Study results demonstrate that combining copy number variation (CNV) information with cfDNA fragment size information could serve as a new avenue for early detection of colorectal cancer, with early-stage (I-II) CRC sensitivity of 87.5% at 92% specificity. These results were achieved on a prospectively-collected patient sample set from three different populations: Spain, Germany, and Ukraine.

This is the latest in a series of findings from Universal DX. Previously, the company has shown that non-invasive blood testing can be used to detect CRC and pre-cancerous advanced adenomas (AA) through both analysis of cell-free circulating tumor DNA (ctDNA) methylation, fragmentation and microbiome patterns with single targeted sequencing analysis and combining it with advanced computational biology and machine learning algorithms. In 2022, the company extended early-stage colorectal cancer detection to prognostics and stratification; the ability to do so could lead to better outcomes and improved survival rates. And, in early 2023, Universal DX demonstrated that the use of methylation and fragmentation characteristics of cancer-related cfDNA regions, combined with a machine-learning algorithm is highly accurate for early-stage CRCs.

“These promising results continue to demonstrate the strength, accuracy and robustness of our technology and the role biomarkers play in early-stage CRC detection,” said Christian Hense, COO at Universal DX. “The reality that CRC is the third most common cancer diagnosed in the U.S. means we must stay committed to and prioritize screening and the development of new tools that can detect it in its earliest forms, when there are more treatment options available and survival rates are higher.”

The aim of the study was to investigate cell-free DNA (cfDNA) fragment sizes in the copy number variation (CNV) regions of the chromosome 18 in the context of early-stage CRC detection.

Study results:

  • Training Set analysis exhibited significant differences over whole Chr18q21 region, when comparing CRC and matching control patients.
  • Model performance on an independent Testing set reached 83% sensitivity (10/12) at 92% specificity (11/12), with stage I sensitivity being as high as 75% (3/4) and stage IIA 100% (4/4).
  • Sensitivity per cancer location was comparable with 83% sensitivity for proximal cancers (5/6) and 83% for distal cancers (5/6).
  • Specificity was not affected by presence of benign findings such as hyperplastic polyps, diverticulosis/diverticulitis or hemorrhoids.

Universal DX combines deep expertise of cancer biology and tissue/plasma-based marker discovery, proprietary, state-of-the-art computational biology tools and a targeted next-generation sequencing assay platform that allows for simultaneous detection of methylation, fragmentation and microbiome signals for highly-sensitive cancer signal scoring of cell-free DNA regions linked to cancer of interest.

Universal DX will present its findings live at the AACR Annual Meeting in Orlando, FL on April 17th as poster #3353 titled “Cell-free DNA (cfDNA) fragmentation profiles linked to copy number alteration analysis allows for early colorectal cancer detection.”

In addition to today’s results, the company will be presenting findings from additional studies in the upcoming months.

About Universal Diagnostics

Universal DX is on a mission to transform cancer into a curable disease.
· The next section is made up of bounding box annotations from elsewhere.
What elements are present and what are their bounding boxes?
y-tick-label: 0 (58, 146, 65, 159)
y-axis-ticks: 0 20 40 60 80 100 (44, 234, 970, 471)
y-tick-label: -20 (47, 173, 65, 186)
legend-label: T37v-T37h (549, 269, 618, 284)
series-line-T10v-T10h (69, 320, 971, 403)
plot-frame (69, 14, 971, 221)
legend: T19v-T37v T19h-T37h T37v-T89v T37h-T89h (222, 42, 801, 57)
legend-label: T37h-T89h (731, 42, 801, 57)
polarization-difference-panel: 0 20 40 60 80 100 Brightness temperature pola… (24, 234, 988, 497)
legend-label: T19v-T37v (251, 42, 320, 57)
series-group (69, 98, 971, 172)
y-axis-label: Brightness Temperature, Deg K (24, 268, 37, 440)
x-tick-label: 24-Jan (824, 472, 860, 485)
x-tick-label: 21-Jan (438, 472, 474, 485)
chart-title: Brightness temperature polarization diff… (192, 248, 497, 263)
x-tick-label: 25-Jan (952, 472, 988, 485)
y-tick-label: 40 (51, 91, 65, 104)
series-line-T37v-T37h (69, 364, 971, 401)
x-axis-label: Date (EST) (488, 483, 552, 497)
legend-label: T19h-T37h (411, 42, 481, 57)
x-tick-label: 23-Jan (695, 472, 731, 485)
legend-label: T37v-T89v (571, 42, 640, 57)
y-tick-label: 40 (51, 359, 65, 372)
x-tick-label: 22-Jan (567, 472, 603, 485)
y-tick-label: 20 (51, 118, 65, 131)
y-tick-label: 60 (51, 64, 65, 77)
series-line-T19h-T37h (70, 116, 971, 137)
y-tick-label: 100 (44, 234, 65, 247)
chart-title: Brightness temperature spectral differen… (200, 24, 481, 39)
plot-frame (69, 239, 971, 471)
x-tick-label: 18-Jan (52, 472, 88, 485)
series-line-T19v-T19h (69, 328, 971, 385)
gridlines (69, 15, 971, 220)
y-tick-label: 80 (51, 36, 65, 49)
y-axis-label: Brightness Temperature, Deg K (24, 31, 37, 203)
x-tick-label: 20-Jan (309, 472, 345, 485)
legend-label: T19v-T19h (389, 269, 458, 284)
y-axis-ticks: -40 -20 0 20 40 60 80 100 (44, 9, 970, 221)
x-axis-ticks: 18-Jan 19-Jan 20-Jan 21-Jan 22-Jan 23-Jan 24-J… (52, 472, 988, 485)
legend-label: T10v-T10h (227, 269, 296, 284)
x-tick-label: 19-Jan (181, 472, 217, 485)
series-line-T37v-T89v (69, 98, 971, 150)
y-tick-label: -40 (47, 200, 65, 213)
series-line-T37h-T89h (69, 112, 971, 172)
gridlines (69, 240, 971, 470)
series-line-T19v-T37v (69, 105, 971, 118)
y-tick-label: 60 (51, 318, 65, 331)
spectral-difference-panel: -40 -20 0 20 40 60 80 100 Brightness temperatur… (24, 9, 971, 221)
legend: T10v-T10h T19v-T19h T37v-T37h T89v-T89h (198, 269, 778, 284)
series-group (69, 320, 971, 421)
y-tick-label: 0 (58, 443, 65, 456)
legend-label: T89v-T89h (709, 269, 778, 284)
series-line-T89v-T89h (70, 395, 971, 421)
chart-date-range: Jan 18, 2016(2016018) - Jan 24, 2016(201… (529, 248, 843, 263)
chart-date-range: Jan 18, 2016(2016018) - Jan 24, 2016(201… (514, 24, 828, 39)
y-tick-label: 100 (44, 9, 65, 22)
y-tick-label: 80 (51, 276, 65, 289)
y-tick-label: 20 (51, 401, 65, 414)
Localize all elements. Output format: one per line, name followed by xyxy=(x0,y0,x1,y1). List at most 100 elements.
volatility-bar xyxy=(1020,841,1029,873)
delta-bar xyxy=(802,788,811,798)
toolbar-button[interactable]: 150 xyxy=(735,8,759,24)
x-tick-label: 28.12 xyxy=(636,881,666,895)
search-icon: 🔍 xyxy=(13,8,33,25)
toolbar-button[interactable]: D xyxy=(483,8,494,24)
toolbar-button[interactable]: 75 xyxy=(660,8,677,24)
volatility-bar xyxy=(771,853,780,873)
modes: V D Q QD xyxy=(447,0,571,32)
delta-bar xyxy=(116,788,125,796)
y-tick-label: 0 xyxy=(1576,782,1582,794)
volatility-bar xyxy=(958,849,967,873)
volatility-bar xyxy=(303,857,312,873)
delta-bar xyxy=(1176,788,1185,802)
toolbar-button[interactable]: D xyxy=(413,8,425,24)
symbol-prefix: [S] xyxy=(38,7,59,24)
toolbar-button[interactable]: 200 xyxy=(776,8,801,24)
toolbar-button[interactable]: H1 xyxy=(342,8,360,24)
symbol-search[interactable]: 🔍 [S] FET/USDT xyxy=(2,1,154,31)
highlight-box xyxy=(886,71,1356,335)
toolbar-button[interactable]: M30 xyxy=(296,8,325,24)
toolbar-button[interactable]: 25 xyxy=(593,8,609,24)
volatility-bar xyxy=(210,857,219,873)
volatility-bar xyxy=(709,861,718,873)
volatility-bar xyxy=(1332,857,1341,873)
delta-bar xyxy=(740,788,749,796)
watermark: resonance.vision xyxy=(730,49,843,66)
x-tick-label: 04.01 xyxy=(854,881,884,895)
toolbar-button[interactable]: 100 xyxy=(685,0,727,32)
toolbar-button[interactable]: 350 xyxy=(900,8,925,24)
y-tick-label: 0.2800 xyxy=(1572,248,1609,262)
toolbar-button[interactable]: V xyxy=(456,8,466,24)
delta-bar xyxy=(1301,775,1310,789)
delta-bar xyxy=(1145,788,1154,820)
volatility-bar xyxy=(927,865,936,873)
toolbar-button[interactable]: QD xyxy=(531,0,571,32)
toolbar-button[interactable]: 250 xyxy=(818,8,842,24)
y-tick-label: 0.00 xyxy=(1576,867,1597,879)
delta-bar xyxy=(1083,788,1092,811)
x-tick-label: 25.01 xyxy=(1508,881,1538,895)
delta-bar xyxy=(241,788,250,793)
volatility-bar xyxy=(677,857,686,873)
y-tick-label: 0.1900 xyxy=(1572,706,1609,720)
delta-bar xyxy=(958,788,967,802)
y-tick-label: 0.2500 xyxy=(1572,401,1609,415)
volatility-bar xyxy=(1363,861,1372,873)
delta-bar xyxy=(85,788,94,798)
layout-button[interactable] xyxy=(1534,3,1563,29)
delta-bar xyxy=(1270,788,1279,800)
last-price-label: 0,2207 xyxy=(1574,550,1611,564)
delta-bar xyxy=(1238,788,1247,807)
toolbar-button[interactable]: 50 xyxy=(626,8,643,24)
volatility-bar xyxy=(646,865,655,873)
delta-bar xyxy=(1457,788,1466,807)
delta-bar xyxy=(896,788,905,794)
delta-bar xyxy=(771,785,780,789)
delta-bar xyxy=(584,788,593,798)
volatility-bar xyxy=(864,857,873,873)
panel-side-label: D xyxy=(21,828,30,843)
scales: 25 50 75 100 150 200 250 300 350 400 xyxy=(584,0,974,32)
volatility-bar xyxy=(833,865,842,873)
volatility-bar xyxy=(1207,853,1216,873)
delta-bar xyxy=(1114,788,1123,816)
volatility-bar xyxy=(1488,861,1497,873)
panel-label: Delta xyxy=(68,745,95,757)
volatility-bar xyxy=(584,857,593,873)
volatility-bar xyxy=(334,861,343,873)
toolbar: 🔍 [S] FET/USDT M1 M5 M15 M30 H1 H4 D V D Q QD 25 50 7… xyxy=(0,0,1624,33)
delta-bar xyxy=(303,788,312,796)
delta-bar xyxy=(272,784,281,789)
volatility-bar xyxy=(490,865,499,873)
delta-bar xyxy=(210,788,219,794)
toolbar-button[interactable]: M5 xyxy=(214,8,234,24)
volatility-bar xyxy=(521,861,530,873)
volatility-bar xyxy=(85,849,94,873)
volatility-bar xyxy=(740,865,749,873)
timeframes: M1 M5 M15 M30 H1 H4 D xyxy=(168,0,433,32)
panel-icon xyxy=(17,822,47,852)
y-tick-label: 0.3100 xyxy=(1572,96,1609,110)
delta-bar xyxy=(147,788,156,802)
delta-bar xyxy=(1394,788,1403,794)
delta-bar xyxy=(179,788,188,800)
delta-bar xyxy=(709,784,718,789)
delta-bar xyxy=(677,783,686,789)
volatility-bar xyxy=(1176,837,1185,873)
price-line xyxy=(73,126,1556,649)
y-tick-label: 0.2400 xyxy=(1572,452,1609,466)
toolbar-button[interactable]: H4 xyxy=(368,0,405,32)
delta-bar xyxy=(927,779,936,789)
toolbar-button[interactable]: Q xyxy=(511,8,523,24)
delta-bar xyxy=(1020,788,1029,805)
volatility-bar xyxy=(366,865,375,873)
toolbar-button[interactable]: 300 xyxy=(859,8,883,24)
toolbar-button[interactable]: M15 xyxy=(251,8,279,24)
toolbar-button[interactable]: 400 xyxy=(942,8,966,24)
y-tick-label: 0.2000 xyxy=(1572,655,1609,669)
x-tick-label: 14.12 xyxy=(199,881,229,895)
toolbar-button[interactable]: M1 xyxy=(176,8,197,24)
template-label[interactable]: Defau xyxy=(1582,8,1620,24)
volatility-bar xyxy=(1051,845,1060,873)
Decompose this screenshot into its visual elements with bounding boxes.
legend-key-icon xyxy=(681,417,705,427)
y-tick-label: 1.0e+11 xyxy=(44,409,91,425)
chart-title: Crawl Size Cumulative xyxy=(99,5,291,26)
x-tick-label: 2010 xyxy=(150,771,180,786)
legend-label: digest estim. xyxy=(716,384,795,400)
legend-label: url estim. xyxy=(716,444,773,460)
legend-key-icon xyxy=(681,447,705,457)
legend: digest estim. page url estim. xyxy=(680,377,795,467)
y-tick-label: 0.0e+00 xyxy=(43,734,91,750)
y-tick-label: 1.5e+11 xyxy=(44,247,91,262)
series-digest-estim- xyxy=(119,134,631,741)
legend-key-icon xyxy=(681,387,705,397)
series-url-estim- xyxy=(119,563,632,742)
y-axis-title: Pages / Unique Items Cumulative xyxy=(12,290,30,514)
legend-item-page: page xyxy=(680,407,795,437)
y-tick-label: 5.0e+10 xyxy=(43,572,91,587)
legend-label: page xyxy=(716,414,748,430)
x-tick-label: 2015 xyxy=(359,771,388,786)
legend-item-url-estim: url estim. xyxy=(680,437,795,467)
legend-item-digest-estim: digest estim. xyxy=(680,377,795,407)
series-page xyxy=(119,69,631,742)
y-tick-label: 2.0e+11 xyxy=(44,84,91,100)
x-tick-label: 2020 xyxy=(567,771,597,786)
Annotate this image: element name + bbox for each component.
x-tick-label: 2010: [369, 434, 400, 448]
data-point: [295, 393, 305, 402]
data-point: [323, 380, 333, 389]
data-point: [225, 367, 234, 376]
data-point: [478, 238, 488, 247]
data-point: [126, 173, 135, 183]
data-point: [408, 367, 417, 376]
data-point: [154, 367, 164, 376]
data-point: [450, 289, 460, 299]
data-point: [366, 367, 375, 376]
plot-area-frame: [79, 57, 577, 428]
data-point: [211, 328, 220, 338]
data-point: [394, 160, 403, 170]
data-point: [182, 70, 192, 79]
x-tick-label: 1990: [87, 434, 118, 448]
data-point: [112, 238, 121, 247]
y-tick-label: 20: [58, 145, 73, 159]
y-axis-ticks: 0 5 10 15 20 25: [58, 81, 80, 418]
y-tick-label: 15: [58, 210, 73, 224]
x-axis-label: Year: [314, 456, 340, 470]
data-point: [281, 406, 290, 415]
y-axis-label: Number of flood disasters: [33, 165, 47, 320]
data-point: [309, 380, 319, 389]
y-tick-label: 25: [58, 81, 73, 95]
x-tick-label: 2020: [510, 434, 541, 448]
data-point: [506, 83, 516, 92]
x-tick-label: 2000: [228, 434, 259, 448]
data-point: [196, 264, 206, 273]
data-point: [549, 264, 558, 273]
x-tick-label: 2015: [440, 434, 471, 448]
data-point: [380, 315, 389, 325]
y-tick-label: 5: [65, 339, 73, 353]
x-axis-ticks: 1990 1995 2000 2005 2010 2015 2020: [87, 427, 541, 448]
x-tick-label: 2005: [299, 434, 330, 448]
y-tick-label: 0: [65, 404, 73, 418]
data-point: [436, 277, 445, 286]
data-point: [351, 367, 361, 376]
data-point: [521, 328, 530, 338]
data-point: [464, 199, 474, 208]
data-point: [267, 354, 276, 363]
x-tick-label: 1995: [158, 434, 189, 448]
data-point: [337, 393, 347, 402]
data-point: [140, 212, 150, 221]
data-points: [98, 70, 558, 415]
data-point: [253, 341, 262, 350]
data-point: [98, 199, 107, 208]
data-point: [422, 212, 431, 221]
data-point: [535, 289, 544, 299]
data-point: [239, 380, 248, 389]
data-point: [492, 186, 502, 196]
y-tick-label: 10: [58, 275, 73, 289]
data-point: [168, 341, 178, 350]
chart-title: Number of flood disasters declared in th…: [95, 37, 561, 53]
With its multi-omics + computational biology + machine learning approach, it is cracking the code to “true” early cancer detection, having identified the specific cfDNA sequence regions that capture cancer’s earliest signal with +90% accuracy. Its first single-draw blood test, Signal-C, detects colorectal cancer with high sensitivity and specificity, with extraordinary accuracy for earlier stages. The company’s multi-cancer platform seeks to identify the unique DNA sequence regions associated with high-burden cancers, such as pancreatic, liver, lung and stomach, with high sensitivity and tissue-of-origin specificity.